Thursday, November 8, 2012

When David Hasselhoff is your moral compass

I've really have no one else to tell this story to, so I'll tell the internets.  It's been a rough two weeks but I persevere.  I'm proud of that.  I struggle with my feelings of loneliness but I get through.  That's something.

Ok, David Hasselhoff.  Some years ago, I watched, I think it was the E! True Hollywood Story on Baywatch.  I remember two things about that.  One, the tall, skinny brunette actress said that Pamela Anderson made ten times more than she.  Two, that some women were trying to "get with" David Hasselhoff somewhere and he said that he wouldn't go for it because "you're either married or you're not and I'm married."  For some reason, I have a vivid memory of him saying that.

Fast forward to this morning.  There's a guy who works for a competitor and we see each other often in meetings.  Over the past five years since we met, we've had lunch a few times.  We are friends. 

We saw each other at a meeting this morning and as I walk to my car he says, "If you're around this weekend, maybe we could have a drink."  "Well, my husband will be in town so it will have to be the three of us," I said as I closed my car door.

I knew instantly as I drove back to work that gaul dang it, I had to have THE CONVERSATION.  I left him a message and waited for his call.  He called back about 45 minutes later.  I explained that although I like him and enjoy talking to him about our industry and work, I am married and we shouldn't see each other socially, i.e. for lunch anymore.  Sure, we'll see each other in professional settings but no socializing will take place.  He asked if he said something that offended me.  I said no.  Things were just getting to the point where something bad was going to happen if I took him up on his offer at a meet-up in a bar.  So, that's why no meet-ups in bars.

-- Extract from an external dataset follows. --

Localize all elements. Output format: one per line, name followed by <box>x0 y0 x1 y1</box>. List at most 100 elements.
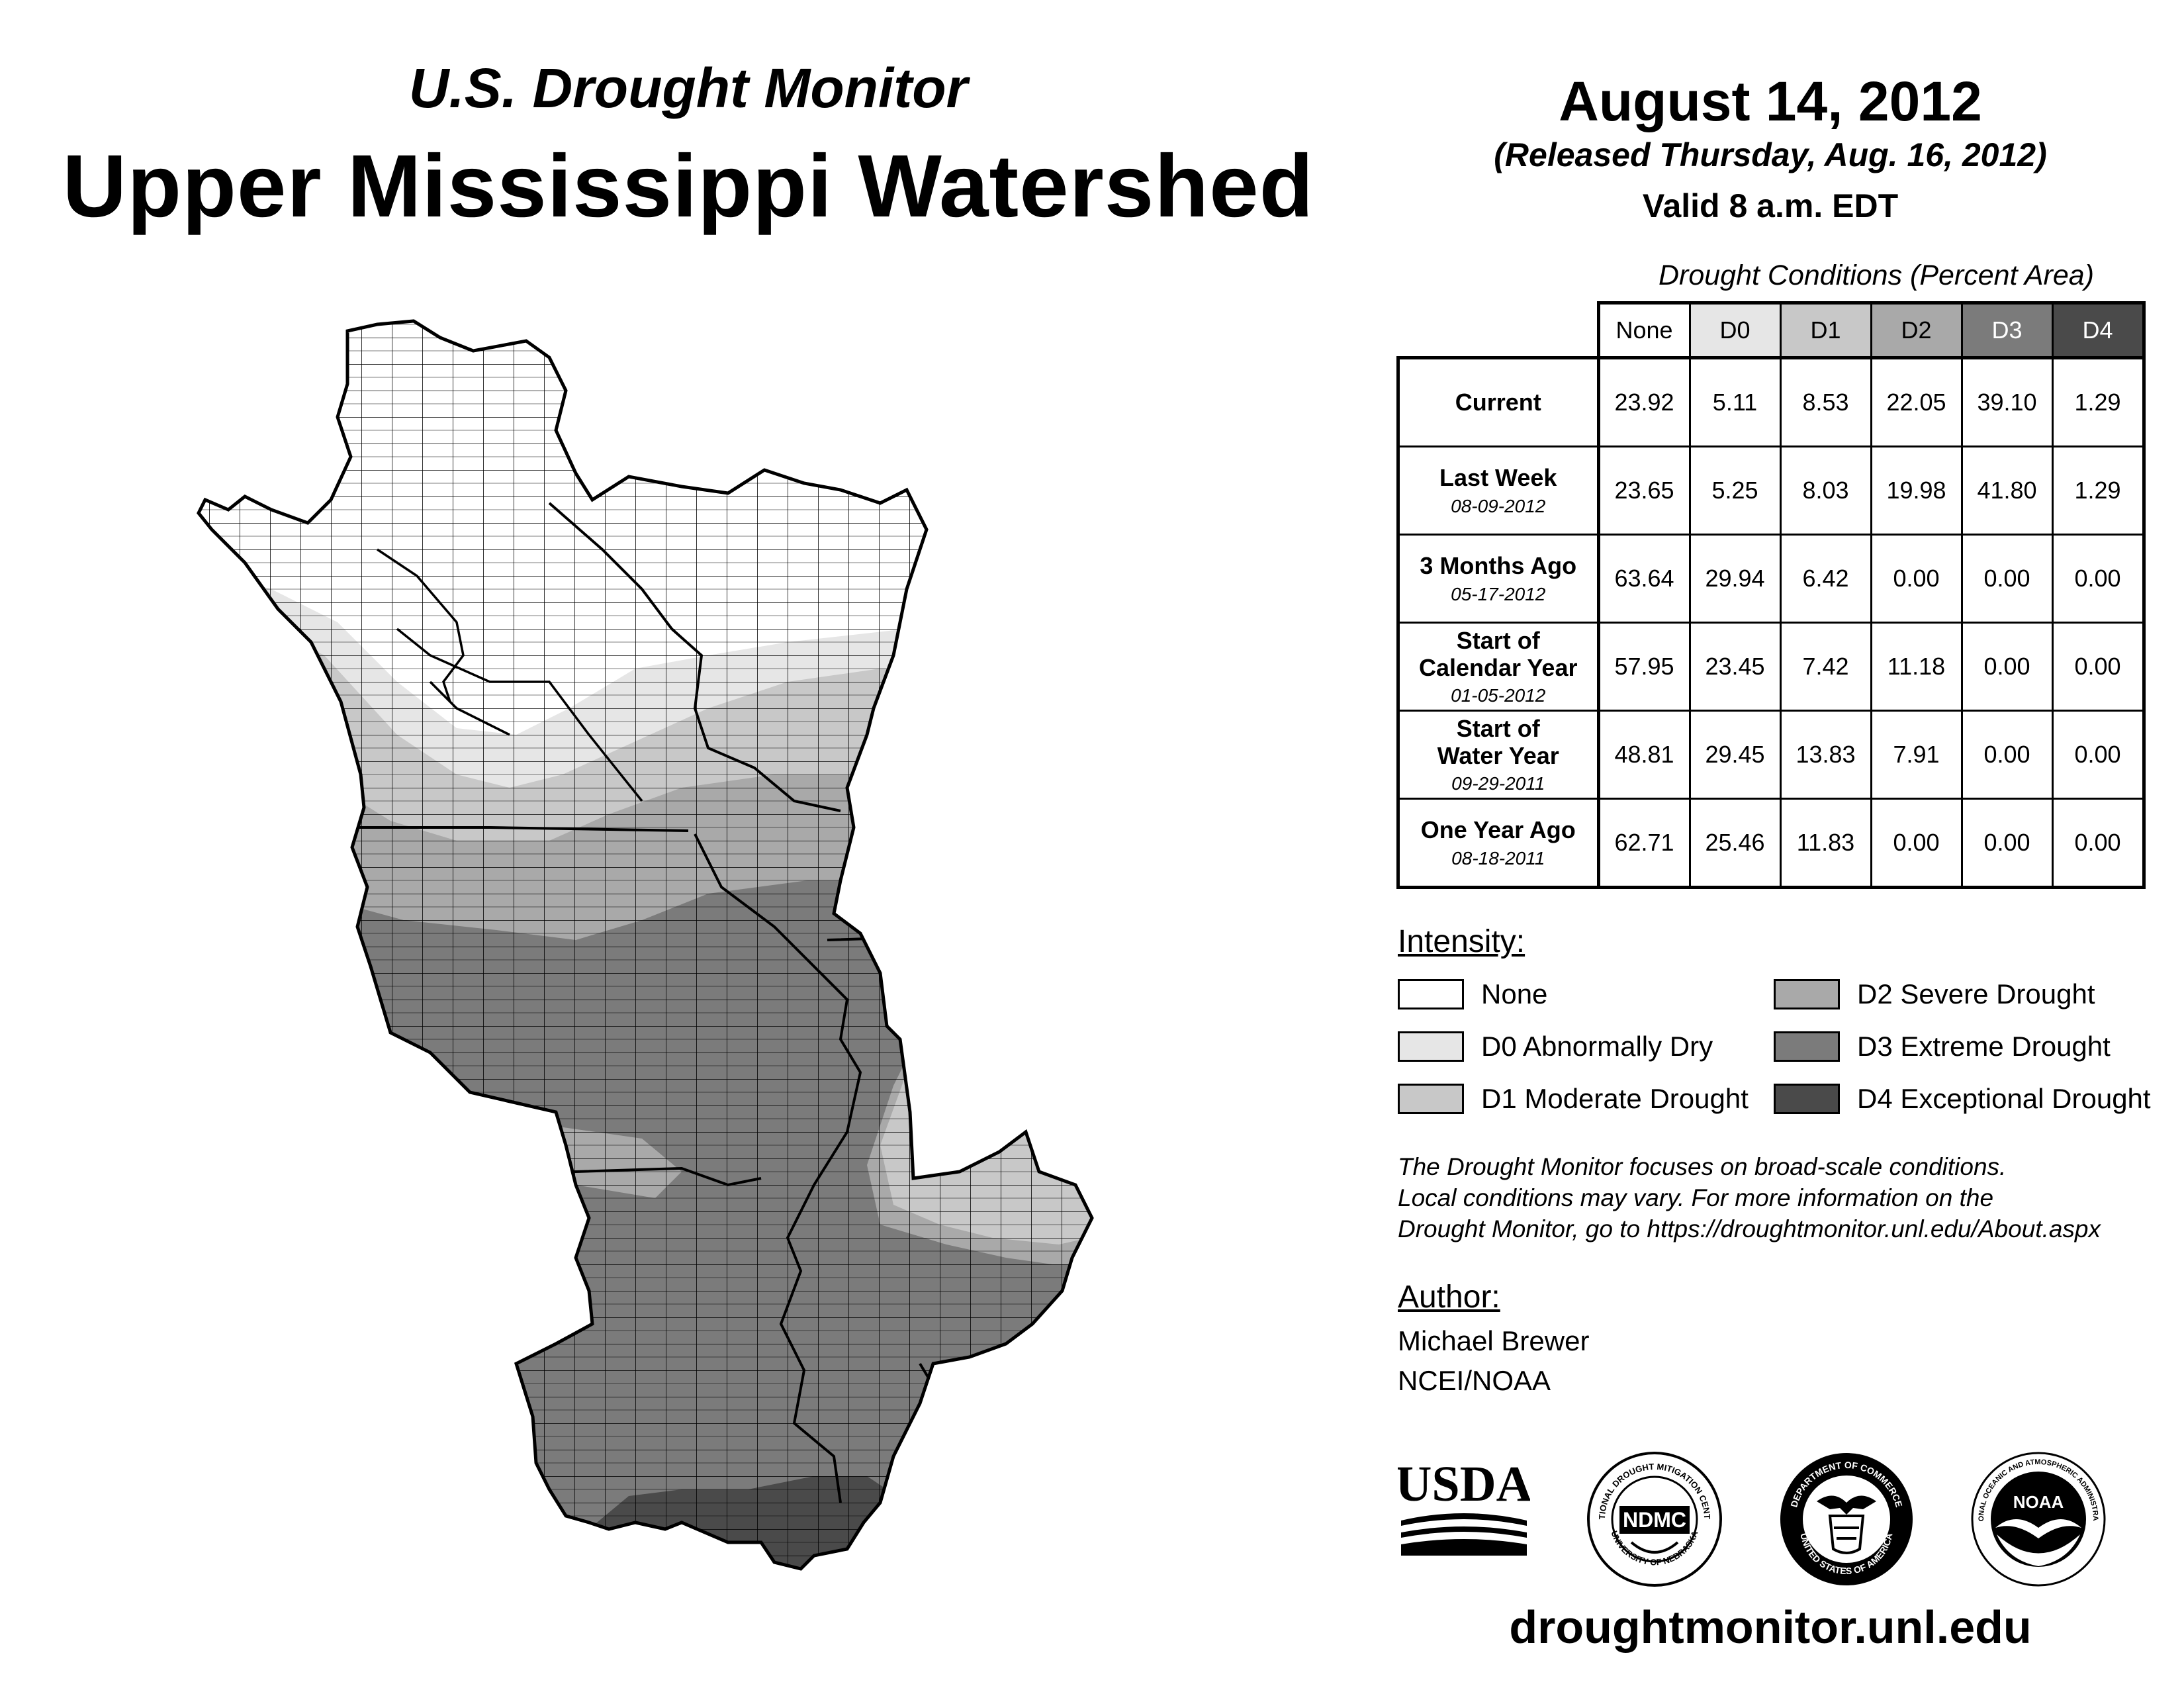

I'm a little ashamed (maybe a lot ashamed) it got to the point of having that conversation, but I figure (so soon after the fact) that once you're married, your feelings don't go away, they just have to be dealt with in a mature, ethical way and if you have to tell someone to back off or get the hell away, you should do so.  So I tip my hat to David Hasselhoff because "you're either married or you're not, and I'm [most certainly] married."